Goodbye Pinelands

Tomorrow I head back north, and I may be leaving the pinelands for a while.  It’s been a terrific summer.

I’ve spent the last month or so filming frantically and not producing much, so this fall I will be continuing to post on this blog more than ever.  I’m excited to take a breather from gathering footage, so I can review what I have, do some serious research, and start writing more.  But for now, it’s time to say goodbye and go for a nice long drive.


(Screen)shot of the day

A clerid attacks and subdues a Southern Pine Beetle. Zoomed-in screenshot.

It’s just as Boving and Champlain described (see the meet the beetles post below).  Again (I like this quote):

“The Clerid remains motionless until a wandering Scolytoid or some other insect approaches close enough. Then running with a rapidity that resembles a leap, it seizes the prey. Grasping it with the front and middle pair of legs and holding on to the bark by the hind pair, sometimes balanced by the tip of the abdomen against the bark, it proceeds to feed. With its strong jaws it breaks the chitin or separates the segments and feeds upon the soft tissue and viscera within.”

Chewing Wood

Here is a short timelapse (900x speed) of a Southern Pine Beetle chewing through some phloem and eventually burrowing into it and towards the outer bark.

This is actually not quite what I was hoping for.  The idea was to put a beetle onto a piece of bark squeezed between two pieces of plexiglass (“phloem sandwich” – apparently a well established technique) and wait for the beetle to burrow through the bark to the phloem and make a gallery there for us to observe.  Unfortunately, my phloem sandwich skills are currently poor, so this beetle found a way to get around my bark to the phloem.  Fortunately, though, then it started chewing a bit and burrowing into the phloem so I could get a little bit of observational footage of the burrowing.  Hopefully next time I can get the phloem sandwich set up well so we can see some more realistic gallery burrowing.

A day in the field

Today was the first time in a while I spent a whole day at a beetle spot filming.  I had fun, went a little crazy, and got some decent shots of the whole cast.  Here are a few moments from the day:

Temnochila virescens on the prowl.

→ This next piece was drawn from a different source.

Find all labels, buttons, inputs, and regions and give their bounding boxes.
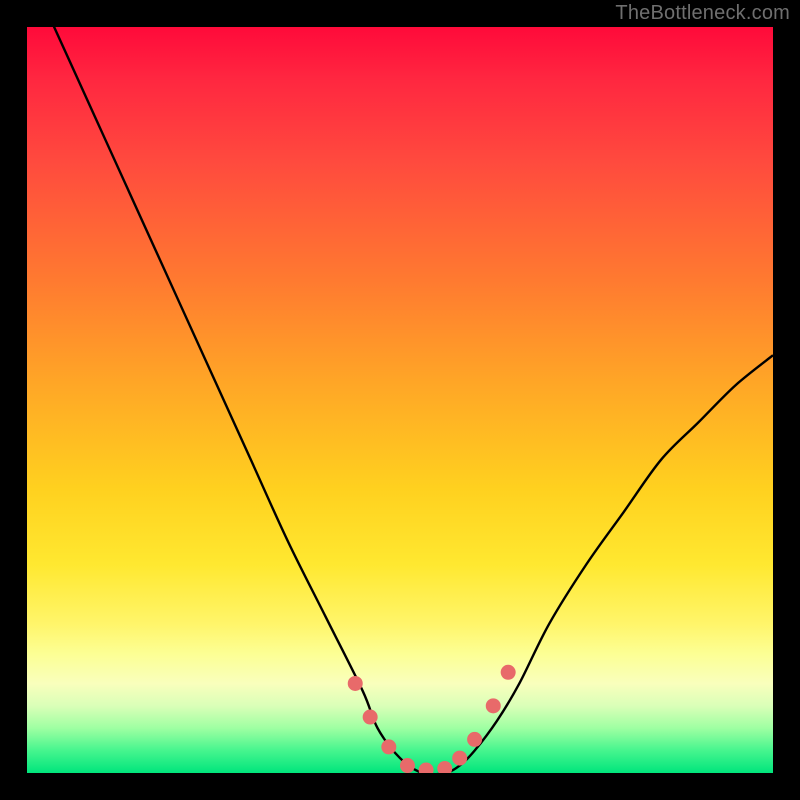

Freeze frame.

Thanasimus dubius courting? I don’t think they’re quite mating. Freeze frame.

Dendroctonus frontalis ready to fly. Freeze frame.

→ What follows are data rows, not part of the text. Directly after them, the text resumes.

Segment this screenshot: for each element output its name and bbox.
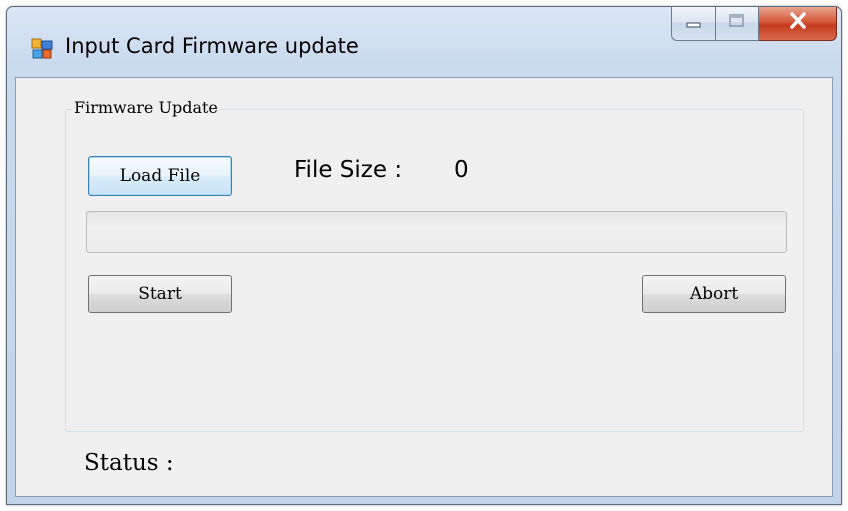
abort-button[interactable]: Abort — [642, 275, 786, 313]
file-size-label: File Size : — [294, 157, 403, 183]
maximize-icon — [728, 13, 746, 34]
close-button[interactable] — [759, 7, 837, 41]
app-window: Input Card Firmware update Firmware Upda… — [6, 6, 842, 505]
minimize-icon — [685, 14, 703, 33]
minimize-button[interactable] — [671, 7, 715, 41]
progress-bar — [86, 211, 787, 253]
status-label: Status : — [84, 450, 174, 476]
title-bar[interactable]: Input Card Firmware update — [7, 7, 841, 77]
group-legend: Firmware Update — [72, 98, 220, 117]
app-window-icon — [31, 38, 53, 60]
maximize-button[interactable] — [715, 7, 759, 41]
window-controls — [671, 7, 837, 43]
client-area: Firmware Update Load File File Size : 0 … — [15, 77, 833, 497]
close-icon — [787, 11, 809, 36]
start-button[interactable]: Start — [88, 275, 232, 313]
file-size-value: 0 — [454, 157, 469, 183]
load-file-button[interactable]: Load File — [88, 156, 232, 196]
window-title: Input Card Firmware update — [65, 34, 359, 58]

Homo sapiens in desperate need of a shower. Time-delayed photo.




An unrelated video of a spider

Yesterday we were in the field emptying beetle traps when we saw a cool funnel web leading into the ground.  We played around a bit and got the spider to come out and grab a cricket.  Here’s the very short edit of that moment:

I think it’s a wolf spider / funnel-web spider, but I don’t really know to much about spiders, so take that with a grain of salt.